Anonymous wrote:Its not optional in our house. Kids have to pick one extracurricular and do it. Does not have to be a sport, DS chose Tae Kwon Do, DD chose girl scouts. Both are fine by me. But doing zero activities is not an option.
Anonymous wrote:I agree with the PPs who say that you need to have your daughter do one activity of any sort (her choice). I've known friends and acquaintances who were the kids like yours...always bored, only solutions were solitary ones like computers or games. They ended up being the people who go to work, come home, watch TV, go to bed, lather, rinse repeat. And on weekends, they don't do anything either. Life just passes them by. They wonder why they have no friends, can't make friends, and are bored as adults. Some are married, but most are single well into later years.
Do you want your child to be one of those types? Having an activity is more than just participating in that activity. It includes socialization, learning how to meet and cope with others, and how to join activities. Many people who don't participate in any activities in their youth, don't know how to get involved with other people, how to meet other people, how to interact with other people. They take a new job in a new city and they have no idea how to meet people or become active. Many of my friends like this say they never learned how to join activities or interact with other people. You learn by doing. Encourage your child to participate in some social activity whether sports, arts, crafts, participation, charity, etc so that they learn those social graces while young.
Anonymous wrote:If she says she's bored give her some chores to do.
My point is more that she seems to hate everything. I've asked her what activity she might like to try and her answer is that they're all stupid and pointless. Not much to go on there. Argh, this age can be so frustrating sometimes!
Anonymous wrote:OP, my kids are like yours.
For those saying they have to pick one thing... can you be more specific? Like is it good enough to pick a rec center class that meets once a week? Or taking once a week private instrument lessons?
What do you mean when you say "pick one thing."?
Anonymous wrote:NP. For those who require their kids to pick an activity, what are your requirements for what counts as an acceptable choice? Girl scouts only meets once a month at our school, so would you require something weekly? More often?
What if they genuinely do seem to hate the activity?
Throughout elementary school and the first year of junior high my 12 year old has tried 4 or 5 different sports, community theater, an art class, the school Lego robotics club, and an introductory music class. She hated all of them.
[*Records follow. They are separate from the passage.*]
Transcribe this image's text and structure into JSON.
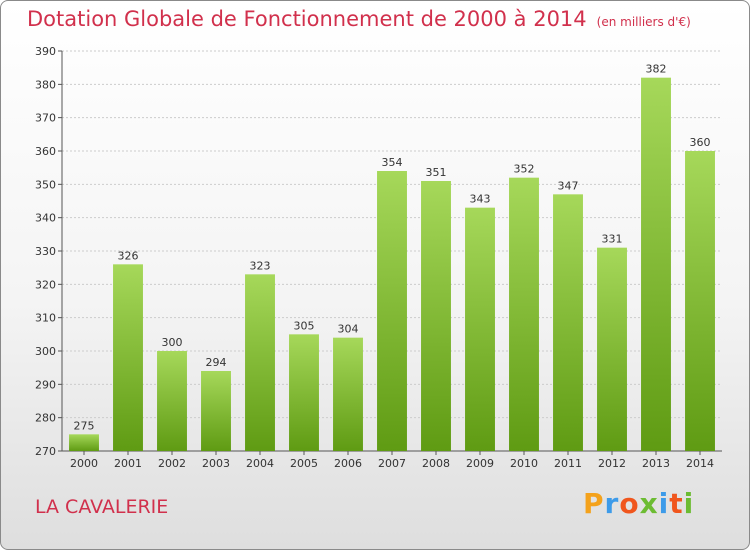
{
  "header": {
    "title": "Dotation Globale de Fonctionnement de 2000 à 2014",
    "subtitle": "(en milliers d'€)"
  },
  "footer": {
    "commune": "LA CAVALERIE",
    "logo": [
      "P",
      "r",
      "o",
      "x",
      "i",
      "t",
      "i"
    ],
    "logo_colors": [
      "#f4a21c",
      "#3d9be9",
      "#f0561d",
      "#6cbc32",
      "#3d9be9",
      "#f0561d",
      "#6cbc32"
    ]
  },
  "colors": {
    "bar_top": "#a6d85a",
    "bar_bottom": "#5f9b13",
    "grid": "#cccccc",
    "accent": "#d1304c"
  },
  "chart_data": {
    "type": "bar",
    "title": "Dotation Globale de Fonctionnement de 2000 à 2014",
    "subtitle": "(en milliers d'€)",
    "categories": [
      "2000",
      "2001",
      "2002",
      "2003",
      "2004",
      "2005",
      "2006",
      "2007",
      "2008",
      "2009",
      "2010",
      "2011",
      "2012",
      "2013",
      "2014"
    ],
    "values": [
      275,
      326,
      300,
      294,
      323,
      305,
      304,
      354,
      351,
      343,
      352,
      347,
      331,
      382,
      360
    ],
    "ylim": [
      270,
      390
    ],
    "yticks": [
      270,
      280,
      290,
      300,
      310,
      320,
      330,
      340,
      350,
      360,
      370,
      380,
      390
    ],
    "grid": true,
    "xlabel": "",
    "ylabel": ""
  }
}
Most recently we made her finish her spring intramural sport because she made a commitment to the team, which she obviously and dramatically resented. She doesn't mind girl scouts, although she's not enthusiastic by any means.
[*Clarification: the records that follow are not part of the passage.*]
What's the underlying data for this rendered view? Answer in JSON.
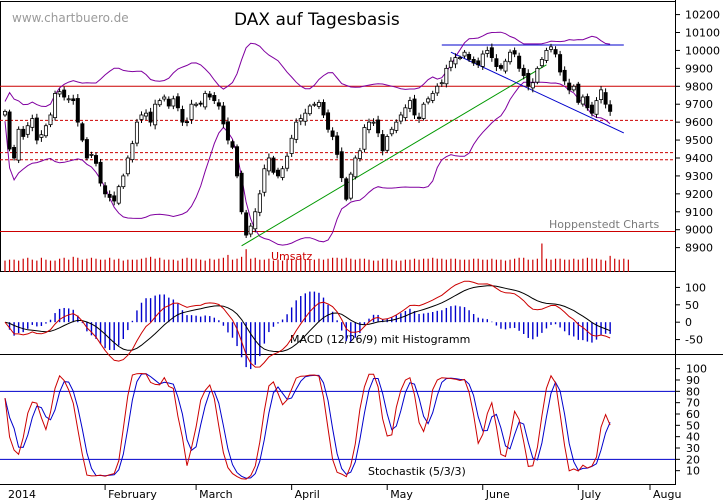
{
  "chart_data": [
    {
      "panel": "price",
      "type": "candlestick",
      "title": "DAX auf Tagesbasis",
      "watermark": "www.chartbuero.de",
      "source_label": "Hoppenstedt Charts",
      "ylim": [
        8870,
        10220
      ],
      "y_ticks": [
        8900,
        9000,
        9100,
        9200,
        9300,
        9400,
        9500,
        9600,
        9700,
        9800,
        9900,
        10000,
        10100,
        10200
      ],
      "close": [
        9660,
        9450,
        9400,
        9560,
        9520,
        9580,
        9620,
        9500,
        9530,
        9580,
        9640,
        9760,
        9770,
        9740,
        9730,
        9720,
        9600,
        9500,
        9400,
        9420,
        9370,
        9260,
        9200,
        9180,
        9160,
        9240,
        9300,
        9400,
        9480,
        9600,
        9640,
        9650,
        9600,
        9700,
        9720,
        9740,
        9690,
        9730,
        9680,
        9600,
        9600,
        9700,
        9700,
        9700,
        9760,
        9740,
        9720,
        9690,
        9590,
        9500,
        9460,
        9300,
        9100,
        8970,
        9020,
        9100,
        9200,
        9340,
        9400,
        9320,
        9300,
        9340,
        9410,
        9510,
        9600,
        9620,
        9650,
        9690,
        9700,
        9710,
        9640,
        9560,
        9520,
        9420,
        9290,
        9170,
        9310,
        9400,
        9440,
        9570,
        9600,
        9600,
        9540,
        9440,
        9520,
        9560,
        9600,
        9640,
        9680,
        9720,
        9640,
        9620,
        9700,
        9730,
        9760,
        9800,
        9820,
        9900,
        9940,
        9960,
        9960,
        9990,
        9950,
        9930,
        9920,
        9980,
        10000,
        9960,
        9910,
        9900,
        9940,
        9990,
        9980,
        9900,
        9860,
        9800,
        9820,
        9900,
        9950,
        10000,
        10020,
        9980,
        9880,
        9830,
        9780,
        9800,
        9710,
        9740,
        9680,
        9650,
        9720,
        9780,
        9700,
        9660
      ],
      "upper_band_level": 10030,
      "horizontal_lines": [
        10030,
        9800,
        9610,
        9430,
        9390,
        8990
      ],
      "support_trendline": {
        "from_close_index": 52,
        "from_value": 8910,
        "to_close_index": 119,
        "to_value": 9920
      },
      "resistance_trendline": {
        "from_close_index": 98,
        "from_value": 9990,
        "to_close_index": 136,
        "to_value": 9540
      }
    },
    {
      "panel": "volume",
      "type": "bar",
      "label": "Umsatz",
      "values": [
        12,
        13,
        13,
        12,
        14,
        15,
        13,
        12,
        15,
        13,
        12,
        12,
        14,
        15,
        13,
        16,
        15,
        13,
        14,
        15,
        14,
        13,
        13,
        15,
        13,
        14,
        12,
        13,
        13,
        13,
        14,
        15,
        16,
        14,
        15,
        13,
        13,
        13,
        12,
        14,
        15,
        14,
        14,
        13,
        12,
        14,
        13,
        14,
        15,
        18,
        13,
        14,
        16,
        24,
        14,
        15,
        13,
        13,
        14,
        12,
        13,
        12,
        14,
        14,
        13,
        15,
        13,
        13,
        13,
        14,
        13,
        14,
        15,
        15,
        14,
        15,
        14,
        13,
        14,
        14,
        13,
        12,
        12,
        14,
        14,
        13,
        12,
        12,
        13,
        13,
        14,
        13,
        14,
        14,
        15,
        14,
        14,
        13,
        14,
        14,
        13,
        13,
        13,
        14,
        14,
        13,
        13,
        14,
        13,
        13,
        12,
        13,
        14,
        15,
        15,
        13,
        13,
        14,
        30,
        14,
        13,
        14,
        14,
        13,
        13,
        14,
        13,
        14,
        15,
        14,
        14,
        13,
        12,
        17,
        14,
        13,
        14,
        13
      ]
    },
    {
      "panel": "macd",
      "type": "line",
      "label": "MACD (12/26/9) mit Histogramm",
      "ylim": [
        -80,
        130
      ],
      "y_ticks": [
        -50,
        0,
        50,
        100
      ],
      "series": [
        {
          "name": "MACD",
          "color": "#cc0000"
        },
        {
          "name": "Signal",
          "color": "#000000"
        },
        {
          "name": "Histogramm",
          "color": "#0000cc"
        }
      ]
    },
    {
      "panel": "stochastic",
      "type": "line",
      "label": "Stochastik (5/3/3)",
      "ylim": [
        0,
        105
      ],
      "y_ticks": [
        10,
        20,
        30,
        40,
        50,
        60,
        70,
        80,
        90,
        100
      ],
      "horizontal_lines": [
        20,
        80
      ],
      "series": [
        {
          "name": "%K",
          "color": "#cc0000"
        },
        {
          "name": "%D",
          "color": "#0000cc"
        }
      ]
    }
  ],
  "x_axis": {
    "months": [
      "2014",
      "February",
      "March",
      "April",
      "May",
      "June",
      "July",
      "Augu"
    ]
  },
  "colors": {
    "background": "#ffffff",
    "candles": "#000000",
    "bollinger": "#8000a0",
    "horizontal_solid": "#cc0000",
    "horizontal_dashed": "#cc0000",
    "support_trend": "#009900",
    "resistance_trend": "#0000cc",
    "upper_line": "#0000cc",
    "volume": "#cc0000",
    "macd": "#cc0000",
    "signal": "#000000",
    "histogram": "#0000cc",
    "stoch_k": "#cc0000",
    "stoch_d": "#0000cc",
    "stoch_levels": "#0000cc"
  }
}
I'm not sure I see the value in continuing to force her to spend her tI'm doing things she doesn't want to be doing, that just become a struggle between us. I always promised myself I would not be the parent who cared more about my child's activities than my child herself did - i.e. that it'd be theirs to own. But where's the balance?
Anonymous wrote:OP, my kids are like yours.
For those saying they have to pick one thing... can you be more specific? Like is it good enough to pick a rec center class that meets once a week? Or taking once a week private instrument lessons?
What do you mean when you say "pick one thing."?